Davood Tofighi, Ph.D. will present Improving Validity and Replicability of Longitudinal Mediation Models in Psychological and Health Sciences.

Abstract:  In this talk, I present an overview of my research. Then I focus on one area of my research that concerns with developing methods to strengthen internal validity and robustness of mediation analysis with application in intervention studies of alcohol use disorder. In any mediation, a critical yet untestable assumption for valid and unbiased estimates of the indirect effects is that there should not be an omitted variable (confounder) that confounds (biases) indirect effect estimates.
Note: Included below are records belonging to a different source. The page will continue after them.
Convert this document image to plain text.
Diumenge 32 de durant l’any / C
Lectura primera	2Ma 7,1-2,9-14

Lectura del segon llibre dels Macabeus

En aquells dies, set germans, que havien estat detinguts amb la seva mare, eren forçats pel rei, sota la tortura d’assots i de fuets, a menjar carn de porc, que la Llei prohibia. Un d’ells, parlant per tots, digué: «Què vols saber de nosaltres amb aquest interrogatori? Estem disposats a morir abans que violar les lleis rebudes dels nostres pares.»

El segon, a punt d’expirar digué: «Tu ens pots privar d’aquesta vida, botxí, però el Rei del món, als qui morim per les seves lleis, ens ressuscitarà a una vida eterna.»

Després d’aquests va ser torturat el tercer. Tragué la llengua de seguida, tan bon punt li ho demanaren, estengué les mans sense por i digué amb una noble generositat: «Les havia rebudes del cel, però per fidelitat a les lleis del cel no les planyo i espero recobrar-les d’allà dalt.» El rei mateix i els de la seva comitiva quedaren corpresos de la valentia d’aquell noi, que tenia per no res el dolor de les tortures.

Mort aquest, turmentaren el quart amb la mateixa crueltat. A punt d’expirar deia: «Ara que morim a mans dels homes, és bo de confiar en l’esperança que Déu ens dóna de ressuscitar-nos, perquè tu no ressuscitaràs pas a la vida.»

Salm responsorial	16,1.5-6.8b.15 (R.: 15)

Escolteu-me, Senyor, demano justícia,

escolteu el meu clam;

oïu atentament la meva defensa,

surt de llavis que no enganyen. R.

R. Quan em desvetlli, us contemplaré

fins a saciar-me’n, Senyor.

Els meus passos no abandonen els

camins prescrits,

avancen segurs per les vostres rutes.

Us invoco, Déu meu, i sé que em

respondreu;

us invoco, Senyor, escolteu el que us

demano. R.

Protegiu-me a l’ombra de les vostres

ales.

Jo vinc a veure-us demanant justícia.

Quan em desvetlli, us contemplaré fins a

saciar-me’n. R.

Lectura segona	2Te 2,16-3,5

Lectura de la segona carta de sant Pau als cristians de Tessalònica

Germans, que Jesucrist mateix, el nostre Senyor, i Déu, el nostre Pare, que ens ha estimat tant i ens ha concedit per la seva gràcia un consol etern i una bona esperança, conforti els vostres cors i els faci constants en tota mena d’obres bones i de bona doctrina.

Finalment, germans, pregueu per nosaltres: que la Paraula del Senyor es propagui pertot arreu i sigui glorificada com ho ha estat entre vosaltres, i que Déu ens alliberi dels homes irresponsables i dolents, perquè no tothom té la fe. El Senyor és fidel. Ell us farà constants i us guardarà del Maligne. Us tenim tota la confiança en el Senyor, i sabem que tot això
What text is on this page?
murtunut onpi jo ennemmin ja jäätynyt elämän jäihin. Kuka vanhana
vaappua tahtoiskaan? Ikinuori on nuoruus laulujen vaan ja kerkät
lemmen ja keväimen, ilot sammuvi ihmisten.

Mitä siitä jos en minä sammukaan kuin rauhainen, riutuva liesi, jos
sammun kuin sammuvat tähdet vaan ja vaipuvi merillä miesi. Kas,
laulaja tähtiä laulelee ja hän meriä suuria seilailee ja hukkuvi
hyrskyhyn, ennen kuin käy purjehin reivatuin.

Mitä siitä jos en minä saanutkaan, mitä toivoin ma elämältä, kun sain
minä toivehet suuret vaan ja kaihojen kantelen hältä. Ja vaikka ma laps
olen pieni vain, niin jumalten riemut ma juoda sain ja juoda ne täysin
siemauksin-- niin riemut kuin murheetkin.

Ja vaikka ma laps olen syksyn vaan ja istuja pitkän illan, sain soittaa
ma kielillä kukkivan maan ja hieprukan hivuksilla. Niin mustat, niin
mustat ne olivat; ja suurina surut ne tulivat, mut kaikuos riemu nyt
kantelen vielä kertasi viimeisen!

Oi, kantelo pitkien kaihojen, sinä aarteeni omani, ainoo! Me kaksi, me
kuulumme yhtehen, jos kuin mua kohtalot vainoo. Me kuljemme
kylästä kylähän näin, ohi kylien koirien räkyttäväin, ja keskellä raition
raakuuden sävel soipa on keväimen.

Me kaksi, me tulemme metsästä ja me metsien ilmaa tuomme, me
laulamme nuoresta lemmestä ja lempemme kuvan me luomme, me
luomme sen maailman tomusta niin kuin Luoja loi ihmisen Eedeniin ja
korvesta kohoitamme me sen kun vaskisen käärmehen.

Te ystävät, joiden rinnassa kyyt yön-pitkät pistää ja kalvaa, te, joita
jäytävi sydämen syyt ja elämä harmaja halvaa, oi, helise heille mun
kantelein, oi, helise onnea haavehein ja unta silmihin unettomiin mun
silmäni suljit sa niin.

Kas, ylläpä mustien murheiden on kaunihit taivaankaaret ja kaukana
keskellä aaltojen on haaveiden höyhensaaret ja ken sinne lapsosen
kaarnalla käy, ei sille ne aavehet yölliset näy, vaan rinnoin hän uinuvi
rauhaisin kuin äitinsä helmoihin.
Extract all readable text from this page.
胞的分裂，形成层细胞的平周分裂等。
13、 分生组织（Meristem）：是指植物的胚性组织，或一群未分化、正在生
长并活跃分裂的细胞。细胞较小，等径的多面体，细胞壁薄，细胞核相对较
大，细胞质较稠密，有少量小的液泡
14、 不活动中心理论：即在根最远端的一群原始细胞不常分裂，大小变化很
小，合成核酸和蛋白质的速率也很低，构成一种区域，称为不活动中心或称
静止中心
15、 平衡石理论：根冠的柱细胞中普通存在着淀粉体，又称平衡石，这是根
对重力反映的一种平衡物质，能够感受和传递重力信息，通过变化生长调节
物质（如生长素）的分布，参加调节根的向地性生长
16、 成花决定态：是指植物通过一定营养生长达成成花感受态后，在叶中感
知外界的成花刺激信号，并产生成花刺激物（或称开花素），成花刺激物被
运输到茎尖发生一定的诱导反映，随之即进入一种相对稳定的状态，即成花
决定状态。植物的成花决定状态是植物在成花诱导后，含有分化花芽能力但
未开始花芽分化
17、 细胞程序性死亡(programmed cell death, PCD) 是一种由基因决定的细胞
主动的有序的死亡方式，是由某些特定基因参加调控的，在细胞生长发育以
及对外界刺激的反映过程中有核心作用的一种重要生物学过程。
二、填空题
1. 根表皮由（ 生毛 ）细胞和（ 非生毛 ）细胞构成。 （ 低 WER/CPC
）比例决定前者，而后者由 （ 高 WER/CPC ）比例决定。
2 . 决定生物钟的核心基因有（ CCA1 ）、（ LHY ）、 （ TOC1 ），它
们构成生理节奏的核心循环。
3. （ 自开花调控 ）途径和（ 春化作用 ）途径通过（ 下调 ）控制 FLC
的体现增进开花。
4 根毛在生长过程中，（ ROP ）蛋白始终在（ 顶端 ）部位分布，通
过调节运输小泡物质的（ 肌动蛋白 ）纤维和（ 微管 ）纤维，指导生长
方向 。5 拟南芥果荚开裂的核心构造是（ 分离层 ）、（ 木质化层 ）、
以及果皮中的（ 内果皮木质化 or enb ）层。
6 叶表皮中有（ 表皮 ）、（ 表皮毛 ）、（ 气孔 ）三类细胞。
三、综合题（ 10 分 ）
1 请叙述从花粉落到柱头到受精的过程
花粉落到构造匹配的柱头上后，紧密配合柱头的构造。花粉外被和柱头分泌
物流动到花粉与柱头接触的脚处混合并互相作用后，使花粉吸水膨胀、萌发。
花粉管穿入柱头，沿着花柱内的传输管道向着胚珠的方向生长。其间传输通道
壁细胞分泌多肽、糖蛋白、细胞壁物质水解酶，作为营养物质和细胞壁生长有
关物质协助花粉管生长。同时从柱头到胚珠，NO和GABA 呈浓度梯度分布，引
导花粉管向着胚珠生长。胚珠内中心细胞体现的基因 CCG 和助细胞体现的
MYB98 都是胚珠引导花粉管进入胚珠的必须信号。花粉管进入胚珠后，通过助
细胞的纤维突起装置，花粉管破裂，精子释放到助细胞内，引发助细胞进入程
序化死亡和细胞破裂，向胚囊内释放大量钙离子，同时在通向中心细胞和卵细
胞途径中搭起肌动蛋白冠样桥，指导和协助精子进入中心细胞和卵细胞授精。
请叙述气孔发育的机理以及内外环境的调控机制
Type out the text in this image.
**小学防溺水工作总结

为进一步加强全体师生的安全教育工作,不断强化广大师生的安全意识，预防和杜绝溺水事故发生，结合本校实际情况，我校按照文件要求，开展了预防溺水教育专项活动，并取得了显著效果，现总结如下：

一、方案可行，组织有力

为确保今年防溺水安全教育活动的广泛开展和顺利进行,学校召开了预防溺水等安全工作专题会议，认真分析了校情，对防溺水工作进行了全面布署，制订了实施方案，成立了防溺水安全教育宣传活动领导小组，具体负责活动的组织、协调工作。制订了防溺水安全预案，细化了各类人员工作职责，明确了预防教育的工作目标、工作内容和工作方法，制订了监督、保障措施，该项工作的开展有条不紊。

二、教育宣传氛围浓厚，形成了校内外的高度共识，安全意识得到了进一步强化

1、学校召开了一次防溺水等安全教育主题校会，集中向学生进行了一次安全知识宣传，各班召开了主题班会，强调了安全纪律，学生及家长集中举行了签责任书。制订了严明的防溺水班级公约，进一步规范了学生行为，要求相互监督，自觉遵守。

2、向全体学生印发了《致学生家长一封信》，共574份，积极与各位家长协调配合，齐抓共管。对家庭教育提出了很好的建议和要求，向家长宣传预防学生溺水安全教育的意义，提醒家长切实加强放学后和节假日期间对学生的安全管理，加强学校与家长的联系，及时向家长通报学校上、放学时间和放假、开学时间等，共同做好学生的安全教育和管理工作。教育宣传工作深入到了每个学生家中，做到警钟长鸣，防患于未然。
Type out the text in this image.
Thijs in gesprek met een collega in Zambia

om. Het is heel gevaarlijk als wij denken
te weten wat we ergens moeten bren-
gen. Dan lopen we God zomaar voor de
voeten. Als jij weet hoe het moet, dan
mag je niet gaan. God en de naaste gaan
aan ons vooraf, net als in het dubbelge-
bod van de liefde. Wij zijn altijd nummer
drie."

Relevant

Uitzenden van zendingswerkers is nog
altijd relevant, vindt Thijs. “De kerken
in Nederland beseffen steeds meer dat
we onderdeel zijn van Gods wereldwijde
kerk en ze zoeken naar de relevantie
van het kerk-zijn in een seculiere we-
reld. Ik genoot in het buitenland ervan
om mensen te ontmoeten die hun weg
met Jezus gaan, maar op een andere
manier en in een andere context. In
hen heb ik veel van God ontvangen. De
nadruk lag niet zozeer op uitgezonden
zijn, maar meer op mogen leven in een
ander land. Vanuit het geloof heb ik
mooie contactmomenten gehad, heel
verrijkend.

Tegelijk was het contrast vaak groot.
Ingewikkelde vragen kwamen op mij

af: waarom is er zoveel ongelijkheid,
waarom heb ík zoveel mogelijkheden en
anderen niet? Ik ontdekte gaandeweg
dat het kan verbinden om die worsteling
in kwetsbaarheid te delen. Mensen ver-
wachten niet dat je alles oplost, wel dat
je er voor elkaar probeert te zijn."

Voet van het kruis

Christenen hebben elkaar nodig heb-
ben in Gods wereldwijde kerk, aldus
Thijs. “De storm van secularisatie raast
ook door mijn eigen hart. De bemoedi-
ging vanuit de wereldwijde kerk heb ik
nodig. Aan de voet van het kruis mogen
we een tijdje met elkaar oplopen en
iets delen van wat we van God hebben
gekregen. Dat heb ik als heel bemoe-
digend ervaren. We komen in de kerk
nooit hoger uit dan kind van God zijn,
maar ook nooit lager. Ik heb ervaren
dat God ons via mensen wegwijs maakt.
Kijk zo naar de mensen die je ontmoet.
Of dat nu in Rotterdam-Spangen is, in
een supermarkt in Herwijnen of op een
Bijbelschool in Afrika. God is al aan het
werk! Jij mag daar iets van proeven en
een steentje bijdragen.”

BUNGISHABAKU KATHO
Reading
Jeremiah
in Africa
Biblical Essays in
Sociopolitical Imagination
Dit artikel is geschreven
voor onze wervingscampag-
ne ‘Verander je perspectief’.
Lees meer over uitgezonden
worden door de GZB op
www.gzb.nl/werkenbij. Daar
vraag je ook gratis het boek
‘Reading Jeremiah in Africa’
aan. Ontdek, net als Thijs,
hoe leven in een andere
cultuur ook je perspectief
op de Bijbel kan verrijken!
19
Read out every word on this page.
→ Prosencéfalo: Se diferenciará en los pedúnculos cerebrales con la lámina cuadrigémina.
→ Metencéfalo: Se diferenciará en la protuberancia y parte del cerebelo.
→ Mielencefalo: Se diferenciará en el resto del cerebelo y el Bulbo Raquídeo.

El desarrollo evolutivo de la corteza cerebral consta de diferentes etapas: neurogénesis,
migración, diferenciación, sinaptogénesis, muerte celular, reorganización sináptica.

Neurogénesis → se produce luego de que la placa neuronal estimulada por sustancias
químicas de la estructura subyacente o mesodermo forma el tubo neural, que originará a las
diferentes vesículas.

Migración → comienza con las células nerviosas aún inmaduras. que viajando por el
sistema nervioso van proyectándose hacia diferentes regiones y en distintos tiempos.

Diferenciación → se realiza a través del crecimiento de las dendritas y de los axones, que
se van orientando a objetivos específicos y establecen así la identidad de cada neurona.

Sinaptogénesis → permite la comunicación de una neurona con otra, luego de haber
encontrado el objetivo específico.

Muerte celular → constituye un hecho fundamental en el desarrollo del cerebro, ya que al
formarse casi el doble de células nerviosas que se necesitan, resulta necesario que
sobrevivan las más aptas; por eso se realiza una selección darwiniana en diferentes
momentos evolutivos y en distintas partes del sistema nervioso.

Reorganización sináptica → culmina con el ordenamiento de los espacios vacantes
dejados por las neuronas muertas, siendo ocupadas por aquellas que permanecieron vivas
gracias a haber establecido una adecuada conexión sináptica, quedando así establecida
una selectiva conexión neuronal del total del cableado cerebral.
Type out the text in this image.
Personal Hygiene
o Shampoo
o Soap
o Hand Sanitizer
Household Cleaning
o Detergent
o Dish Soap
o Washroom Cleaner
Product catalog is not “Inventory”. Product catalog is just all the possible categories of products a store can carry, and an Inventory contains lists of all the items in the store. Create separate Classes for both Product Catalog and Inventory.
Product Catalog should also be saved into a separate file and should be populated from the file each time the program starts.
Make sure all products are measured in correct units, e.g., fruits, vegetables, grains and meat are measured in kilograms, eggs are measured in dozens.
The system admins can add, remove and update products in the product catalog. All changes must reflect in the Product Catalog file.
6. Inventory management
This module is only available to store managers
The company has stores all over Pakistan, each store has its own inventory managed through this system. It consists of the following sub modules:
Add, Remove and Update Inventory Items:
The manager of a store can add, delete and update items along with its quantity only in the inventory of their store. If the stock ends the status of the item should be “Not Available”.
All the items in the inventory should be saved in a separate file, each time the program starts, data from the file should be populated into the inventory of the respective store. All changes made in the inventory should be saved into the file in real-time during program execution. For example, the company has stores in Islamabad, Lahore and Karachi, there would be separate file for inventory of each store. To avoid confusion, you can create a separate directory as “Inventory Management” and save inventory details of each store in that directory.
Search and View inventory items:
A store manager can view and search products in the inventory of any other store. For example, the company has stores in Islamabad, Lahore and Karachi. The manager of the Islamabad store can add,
Because the no–omitted–confounder assumption is untestable, the indirect effect is potentially biased. Researchers recommend conducting sensitivity analysis to quantify bias and assess whether the point and interval estimates of indirect effects would change under varying degrees of bias because of an omitted confounder. I present the latest sensitivity analysis techniques I have developed, termed Correlated Augmented Model Sensitivity Analysis (CAMSA). I discuss how one can use CAMSA to compute biasing effects of confounders on the point and interval estimates of the indirect effects for a longitudinal mediation analysis using an empirical example.

Biography:  Davood Tofighi, Ph.D., is an Assistant Professor of Psychology at the University of New Mexico and a Biostatistician at the Clinical and Translational Science Center in the UNM Health Sciences Center. His research involves developing and evaluating methods that would enhance the robustness and causal inference in mediation analysis, multilevel regression, and structural equation modeling. His substantive research focuses on improving the robustness and replication of statistical methods in health and prevention science and statistical optimization of drug delivery formulation in cancer and COVID-19 research. Currently, he serves as an Associate Editor for the Quantitative Psychology and Measurement specialty section of the Frontiers in Psychology journal. He has served multiple times as a scientific reviewer for NIH Special Emphasis panels. He has over 6,000 citations and an H-Index of 12 according to Google Scholar. His ongoing funding is $4,708,813 and his research has been supported by NASA, NSF, and NIH. He received his Ph.D. in Quantitative Psychology from the Arizona State University. He has an M.A. in Educational Psychology, and M.Sc. and B.Sc. in Industrial and Systems Engineering.